İbrahim Karagül, "*ABD Başkanı değil DEAŞ lideri sanki.. *Bu söz savaş ilanıdır ama nihayetinde Trump söylüyor! *Türkiye, Fırat'ın Doğu'suna girecek ve hiçbir şey yapamayacaksınız" başlığıyla yayımlanan yazısında "ABD Başkanı Donald Trump'ın; 'Kürtlere saldırırsa Türkiye'yi ekonomik olarak çökertiriz, mahvederiz' açıklaması siyasi tarihin en büyük şantajlarından biridir. Hiçbir siyasi dille, gerekçeyle, mantıkla açıklanabilecek bir yanı yoktur" görüşünü dile getirdi.
— Hiçbir devlet, Türkiye'ye böyle bir tehditle iş yaptıramaz. Hiçbir güç Türkiye'yi bu şantajlarla kontrol altına alamaz.
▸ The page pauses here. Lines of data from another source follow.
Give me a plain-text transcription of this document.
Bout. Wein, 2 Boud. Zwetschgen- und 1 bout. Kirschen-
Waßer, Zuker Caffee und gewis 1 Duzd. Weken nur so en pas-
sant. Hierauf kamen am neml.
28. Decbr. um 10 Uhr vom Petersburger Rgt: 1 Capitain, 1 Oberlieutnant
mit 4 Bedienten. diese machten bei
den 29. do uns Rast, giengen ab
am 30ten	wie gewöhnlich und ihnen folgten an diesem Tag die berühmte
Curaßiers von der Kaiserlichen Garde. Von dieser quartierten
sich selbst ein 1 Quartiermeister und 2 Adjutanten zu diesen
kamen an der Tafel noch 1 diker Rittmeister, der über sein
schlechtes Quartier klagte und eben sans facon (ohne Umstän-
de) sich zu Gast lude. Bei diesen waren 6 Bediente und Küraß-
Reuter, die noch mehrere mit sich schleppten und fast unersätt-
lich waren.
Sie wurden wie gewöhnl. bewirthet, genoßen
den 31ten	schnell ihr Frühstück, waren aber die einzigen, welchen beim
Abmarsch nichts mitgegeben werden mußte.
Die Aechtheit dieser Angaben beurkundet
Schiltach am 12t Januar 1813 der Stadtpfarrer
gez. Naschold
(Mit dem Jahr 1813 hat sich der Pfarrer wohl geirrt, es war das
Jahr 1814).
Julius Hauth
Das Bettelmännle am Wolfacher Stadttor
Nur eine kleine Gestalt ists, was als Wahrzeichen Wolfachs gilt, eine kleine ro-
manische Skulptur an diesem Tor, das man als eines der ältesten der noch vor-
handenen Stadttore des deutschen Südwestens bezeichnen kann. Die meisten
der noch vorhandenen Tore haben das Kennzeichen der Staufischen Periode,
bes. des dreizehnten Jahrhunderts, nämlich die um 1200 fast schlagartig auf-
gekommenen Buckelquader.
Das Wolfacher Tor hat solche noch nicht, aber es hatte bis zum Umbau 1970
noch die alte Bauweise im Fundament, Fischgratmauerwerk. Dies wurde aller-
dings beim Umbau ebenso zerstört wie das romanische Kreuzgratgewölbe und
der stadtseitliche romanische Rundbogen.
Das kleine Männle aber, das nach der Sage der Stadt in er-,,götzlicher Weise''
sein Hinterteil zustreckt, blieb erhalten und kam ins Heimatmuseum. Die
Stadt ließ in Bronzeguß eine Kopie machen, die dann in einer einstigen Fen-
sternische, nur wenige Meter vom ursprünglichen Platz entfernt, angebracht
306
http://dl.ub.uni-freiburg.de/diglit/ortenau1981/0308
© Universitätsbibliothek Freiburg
Terör örgütleriyle müttefik olan, DEAŞ'ı kurup işgale zemin hazırlayan, PKK'yı silahlandırıp Türkiye'ye saldırtan, ülkemizi Suriye'nin kuzeyinden çevreleyip kuşatmaya çalışan, coğrafyayı paramparça eden, yeni ve çok daha büyük bölgesel çatışmaların zeminini hazırlayan bir ülkenin lideri, bize kendi coğrafyamızı, kimlerle nasıl iş tutacağımızı öğretemez. Hiçbir ülke, terörü etnik bir kimliğin arkasına gizleyerek koruyamaz, bu gizli niyet üzerinden "müttefik" tanımı içinde yer alan bir ülkeyi tehdit edemez. Yakın komşularını Türkiye aleyhine kışkırtamaz. Arap-İslâm dünyasını Türkiye aleyhine provoke edemez. Bu ülkeyi Anadolu'ya hapsetmeye dönük gizli amaçlarını bir takım ilişkiler arasına gizleyerek sürdüremez.
— Türkiye harita dayatılacak ülke değildir: Bir daha asla 20. yüzyıl yaşamayacağız. Türkiye için o tehditler dönemi çoktan kapanmıştır. Öyle bir twitle, bir Ankara ziyaretiyle, ABD medyasında yayınlatılan bir yazıyla ayar verilen, onlar olmazsa terörle şehirlerine girilen ülke yok artık. Bu blöfleri yiyecek, dolar operasyonlarıyla diz çöktürülecek, ekonomik terörle esir alınacak bir ülke yok. S. Arabistan ve BAE üzerinden para hareketleriyle köşeye sıkıştırılacak ülke yoktur. Türkiye artık harita dayatılacak ülke değildir. Yeni Suriye haritalarına, Irak haritalarına, yarın S. Arabistan ve Körfez haritalarına zorlanacak bir ülke değildir ve olmayacaktır. Çünkü Türkiye vesayetle yönetilen bir ülke olmaktan çıkmış, bu mücadelede çok büyük bedeller ödemiştir. Gerekirse daha da ödeyecek ama bir daha asla 20. yüzyıl tekrarlanmayacaktır.